Knut:                          It was really all-right. It started a process that let me free some of my emotions and to accept myself so that I could look at myself in the mirror and say I like you, to put it that way. My self-esteem and self-image were at zero. I had some self-confidence, but nothing else. Now I don’t feel as much shame anymore.
Ivar:                Umm (.) I got my self-confidence back. I remember when. It was here at the Incest Centre. I got on the bus to come here and just didn’t care anymore whether anyone knew what had happened to me. The bus driver asked where I was getting off, and I said load and clear so everyone on the bus could hear me, to the Incest Centre. That felt good.

Both Ivar and Knut found it helpful to gain new experiences with others and in so doing gain a better self-image and self-esteem. This is in my opinion a daring leap (vågestykke) which demands courage. Linda argues that shame engulfs the whole body and it seems impossible to rid oneself of it and concludes that helping others demands the courage to travel into the depths of the lives of others and willing to feel their pain.

Linda_1:         It’s shame that makes you look away and not meet the eyes of others. That takes a long time for some people… It’s shame (.) You’re ashamed of (.) things that have happened. You’re ashamed over things you have experienced with your body. (.) So I’d say that umm your whole body is full of shame. That’s what I mean. (.)…The thing I like the most about working here at the Incest Centre is being able to go into the depths of the lives of our users. I was abused from the age of five or six, maybe before that even, but I can’t remember anything before that. I just can’t remember anything before that. But I’ve found out how to manage with my abuse, I use mechanisms to keep it at a distance and know how to tackle my everyday life…I learned in a way how to live two or three lives parallel to each other. You have to turn off some of your emotions in order to work here. But at the same time I have to be close and dare to travel into the depths of the lives of our users. I have to dare to feel some of their pain. When I’m finished with one conversation, I have a cigarette and then I’m ready for the next conversation.

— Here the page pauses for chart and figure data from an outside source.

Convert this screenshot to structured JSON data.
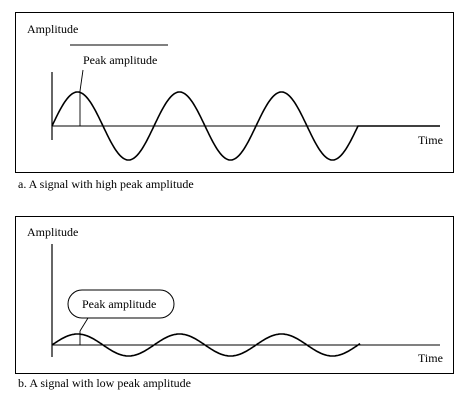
{
  "panel_a": {
    "amplitude_label": "Amplitude",
    "time_label": "Time",
    "peak_label": "Peak amplitude",
    "caption": "a. A signal with high peak amplitude",
    "peak_level": "high"
  },
  "panel_b": {
    "amplitude_label": "Amplitude",
    "time_label": "Time",
    "peak_label": "Peak amplitude",
    "caption": "b. A signal with low peak amplitude",
    "peak_level": "low"
  }
}
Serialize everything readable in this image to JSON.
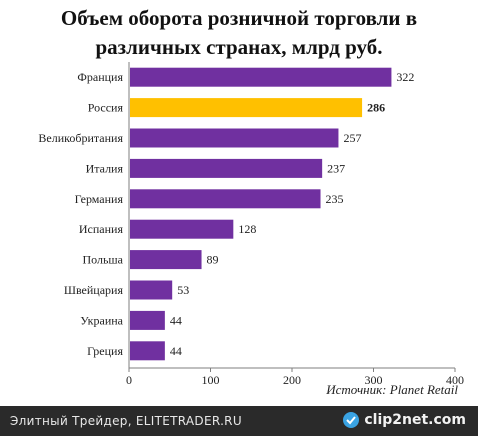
{
  "chart_data": {
    "type": "bar",
    "orientation": "horizontal",
    "title_lines": [
      "Объем оборота розничной торговли в",
      "различных странах, млрд руб."
    ],
    "categories": [
      "Франция",
      "Россия",
      "Великобритания",
      "Италия",
      "Германия",
      "Испания",
      "Польша",
      "Швейцария",
      "Украина",
      "Греция"
    ],
    "values": [
      322,
      286,
      257,
      237,
      235,
      128,
      89,
      53,
      44,
      44
    ],
    "value_labels": [
      "322",
      "286",
      "257",
      "237",
      "235",
      "128",
      "89",
      "53",
      "44",
      "44"
    ],
    "highlight_index": 1,
    "xlim": [
      0,
      400
    ],
    "xticks": [
      0,
      100,
      200,
      300,
      400
    ],
    "tick_labels": [
      "0",
      "100",
      "200",
      "300",
      "400"
    ],
    "colors": {
      "bar": "#7030a0",
      "highlight": "#ffc000"
    },
    "source": "Источник: Planet Retail"
  },
  "footer": {
    "text": "Элитный Трейдер, ELITETRADER.RU",
    "brand": "clip2net.com",
    "brand_icon": "clip-icon"
  }
}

In my opinion, if a person only felt shame in relation to the self, one would have a lot to endure when walking through the doors to self-knowledge. It would be hard to meet the demands of ones conscience when it is at its most punitive. But humans are always shamed before the eyes of others, before the world, before all those people one comes close to in the course of a lifetime. In order to meet these demands, the individual must travel two roads. The first road has already been mentioned and leads to the doors of self-knowledge. The other is the road of expiation. Expiation denotes an action which springs out of one’s conscience and which corresponds to compensation in the judicial sphere. When it comes to existential shame, one cannot strictly speaking, right the wrong that has been done – as if the shame and its consequences could be taken back. Expiation means first and foremost in my opinion that one reaches out to the person one feels shameful toward (myself and others), acknowledges one’s existential shame and receives the respect and recognition others give in order to get past the consequences of the situation(s) which is the direct cause of one’s shame. This also applies when the person one feels shame in relation to, is oneself. One must reach out to one’s self and acknowledge one’s shame in relation to oneself. Expiation must be an unconditional expression of one’s struggle for respect and recognition in the world, and this can only happen in my opinion through a changed relation to the world, and through a new serving identity with renewed human energy.